4.1.2 3GPP 3DOF Coordinate System
26.1183GPPRelease 17TSVirtual Reality (VR) profiles for streaming applications
The coordinate system is specified for defining the sphere coordinates azimuth (φ) and elevation (θ) for identifying a location of a point on the unit sphere, as well as the rotation angles yaw (α), pitch (β), and roll (γ). The origin of the coordinate system is usually the same as the centre point of a device or rig used for audio or video acquisition as well as the position of the user’s head in the 3D space in which the audio or video are rendered. Figure 4.1-2 specifies principal axes for the coordinate system. The X axis is equal to back-to-front axis, Y axis is equal to side-to-side (or lateral) axis, and Z axis is equal to vertical (or up) axis. These axis map to the reference system in Figure 4.1-1.
Figure 4.1-2: Coordinate system
Signals defined in the present document are represented in a spherical coordinate space in angular coordinates (ϕ,θ) for use in omnidirectional video and 3D audio. The viewing and listing perspective are from the origin sensing/looking/hearing outward toward the inside of the sphere. Even though a spherical coordinate is generally represented by using radius, elevation, and azimuth, it assumes that a unit sphere is used for capturing and rendering of VR media. Thus, a location of a point on the unit sphere is identified by using the sphere coordinates azimuth (φ) and elevation (θ). The spherical coordinates are defined so that ϕ is the azimuth and θ is the elevation. As depicted in Figure 4.1-2, the coordinate axes are also used for defining the rotation angles yaw (α), pitch (β), and roll (γ). The angles increase clockwise when looking from the origin towards the positive end of an axis. The value ranges of azimuth, yaw, and roll are all −180.0, inclusive, to 180.0, exclusive, degrees. The value range of elevation and pitch are both −90.0 to 90.0, inclusive, degrees.
Depending on the applications or implementations, not all angles may be necessary or available in the signal.
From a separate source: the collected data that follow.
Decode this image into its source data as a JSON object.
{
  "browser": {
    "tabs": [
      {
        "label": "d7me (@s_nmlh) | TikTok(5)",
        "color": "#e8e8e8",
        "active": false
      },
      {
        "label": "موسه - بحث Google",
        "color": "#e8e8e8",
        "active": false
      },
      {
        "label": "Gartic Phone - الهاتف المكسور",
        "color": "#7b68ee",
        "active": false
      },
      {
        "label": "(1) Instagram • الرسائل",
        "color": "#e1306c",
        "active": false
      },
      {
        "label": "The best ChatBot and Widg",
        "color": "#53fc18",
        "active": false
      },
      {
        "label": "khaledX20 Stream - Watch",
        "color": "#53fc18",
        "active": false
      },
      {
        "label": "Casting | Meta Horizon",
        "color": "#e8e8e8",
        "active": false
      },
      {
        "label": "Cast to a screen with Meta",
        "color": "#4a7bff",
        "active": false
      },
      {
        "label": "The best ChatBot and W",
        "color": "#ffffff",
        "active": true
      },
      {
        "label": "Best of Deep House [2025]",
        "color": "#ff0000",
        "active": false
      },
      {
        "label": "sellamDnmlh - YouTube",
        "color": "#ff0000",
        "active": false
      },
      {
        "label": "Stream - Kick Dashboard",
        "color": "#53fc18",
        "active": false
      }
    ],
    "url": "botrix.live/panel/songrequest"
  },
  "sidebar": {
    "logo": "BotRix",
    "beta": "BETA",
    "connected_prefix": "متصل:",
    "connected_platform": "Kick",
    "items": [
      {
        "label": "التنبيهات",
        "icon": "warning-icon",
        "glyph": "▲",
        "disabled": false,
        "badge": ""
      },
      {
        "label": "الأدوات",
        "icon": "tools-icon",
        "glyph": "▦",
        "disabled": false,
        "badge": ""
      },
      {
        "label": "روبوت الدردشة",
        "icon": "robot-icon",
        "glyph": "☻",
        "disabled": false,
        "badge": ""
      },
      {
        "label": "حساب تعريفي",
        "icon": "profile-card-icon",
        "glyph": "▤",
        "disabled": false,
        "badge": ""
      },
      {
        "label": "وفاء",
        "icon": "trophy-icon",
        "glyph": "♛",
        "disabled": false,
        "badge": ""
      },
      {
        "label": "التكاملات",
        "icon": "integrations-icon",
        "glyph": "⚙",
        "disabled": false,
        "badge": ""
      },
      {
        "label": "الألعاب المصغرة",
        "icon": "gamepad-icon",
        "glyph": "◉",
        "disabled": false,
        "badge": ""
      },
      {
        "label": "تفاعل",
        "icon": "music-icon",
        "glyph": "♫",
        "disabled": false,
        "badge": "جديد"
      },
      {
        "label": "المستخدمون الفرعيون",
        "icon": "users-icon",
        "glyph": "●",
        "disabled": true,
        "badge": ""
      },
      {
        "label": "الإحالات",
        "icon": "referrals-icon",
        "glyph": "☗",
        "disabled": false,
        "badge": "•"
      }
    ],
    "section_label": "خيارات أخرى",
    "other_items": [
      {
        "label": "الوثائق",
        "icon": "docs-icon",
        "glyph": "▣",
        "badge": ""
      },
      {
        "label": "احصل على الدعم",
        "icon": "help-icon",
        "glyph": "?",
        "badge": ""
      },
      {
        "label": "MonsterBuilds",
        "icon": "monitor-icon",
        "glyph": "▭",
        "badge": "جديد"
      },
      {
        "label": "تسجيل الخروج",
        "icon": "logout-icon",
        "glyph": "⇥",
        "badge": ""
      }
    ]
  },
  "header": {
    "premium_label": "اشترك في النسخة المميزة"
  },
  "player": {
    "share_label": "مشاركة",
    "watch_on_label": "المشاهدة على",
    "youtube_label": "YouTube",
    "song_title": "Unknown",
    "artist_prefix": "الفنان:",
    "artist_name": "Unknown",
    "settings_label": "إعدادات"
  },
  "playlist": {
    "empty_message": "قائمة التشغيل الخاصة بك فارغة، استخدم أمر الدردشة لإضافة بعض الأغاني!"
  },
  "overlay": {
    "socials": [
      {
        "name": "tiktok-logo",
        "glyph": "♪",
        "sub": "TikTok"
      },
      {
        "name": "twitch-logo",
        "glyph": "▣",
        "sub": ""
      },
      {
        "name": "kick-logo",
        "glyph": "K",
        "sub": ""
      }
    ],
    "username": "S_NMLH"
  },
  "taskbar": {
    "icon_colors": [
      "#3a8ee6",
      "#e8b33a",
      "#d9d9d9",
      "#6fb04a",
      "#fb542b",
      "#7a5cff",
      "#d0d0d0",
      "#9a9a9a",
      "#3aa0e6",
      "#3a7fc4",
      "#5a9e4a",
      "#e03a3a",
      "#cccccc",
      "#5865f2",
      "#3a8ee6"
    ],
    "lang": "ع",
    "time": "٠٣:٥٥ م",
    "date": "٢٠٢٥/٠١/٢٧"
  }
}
The 360 video may have a restricted coverage as shown in Figure 4.1-3. When the video signal does not cover the full sphere, the coverage information is described by using following parameters:
– centre azimuth: specifies the azimuth value of the centre point of sphere region covered by the signal.
– centre elevation: specifies the elevation value of the centre of sphere region.
– azimuth range: specifies the azimuth range through the centre point of the sphere region.
– elevation range: specifies the elevation range through the centre point of the sphere region.
– tilt angle: indicates the amount of tilt of a sphere region, measured as the amount of rotation of the sphere region along the axis originating from the origin passing through the centre point of the sphere region, where the angle value increases clockwise when looking from the origin towards the positive end of the axis.
Figure 4.1-3: Restricted coverage of the sphere region covered by the cropped output picture with omni_projection_{yaw | pitch | roll}_center the center of the coverage region
For video, such a centre point may exist for each eye, referred to as stereo signal, and the video consists of three colour components, typically expressed by the luminance (Y) and two chrominance components (U and V).
The coordinate systems for all media types are assumed to be aligned in 3GPP 3DOF coordinate system. Within this coordinate system, the pose is expressed by a triple of azimuth, elevation, and tilt angle characterizing the head position of a user consuming the audio-visual content. The pose is generally dynamic, and the information may be provided through sensors in a frequently sampled version.
The field of view (FoV) of a rendering device is static and defined in two dimensions, the horizontal and vertical FoV, each in units of degrees in the angular coordinates (ϕ,θ). The pose together with the field of view of the device enables the system to generate the user viewport, i.e., the presented part of the content at a specific point in time.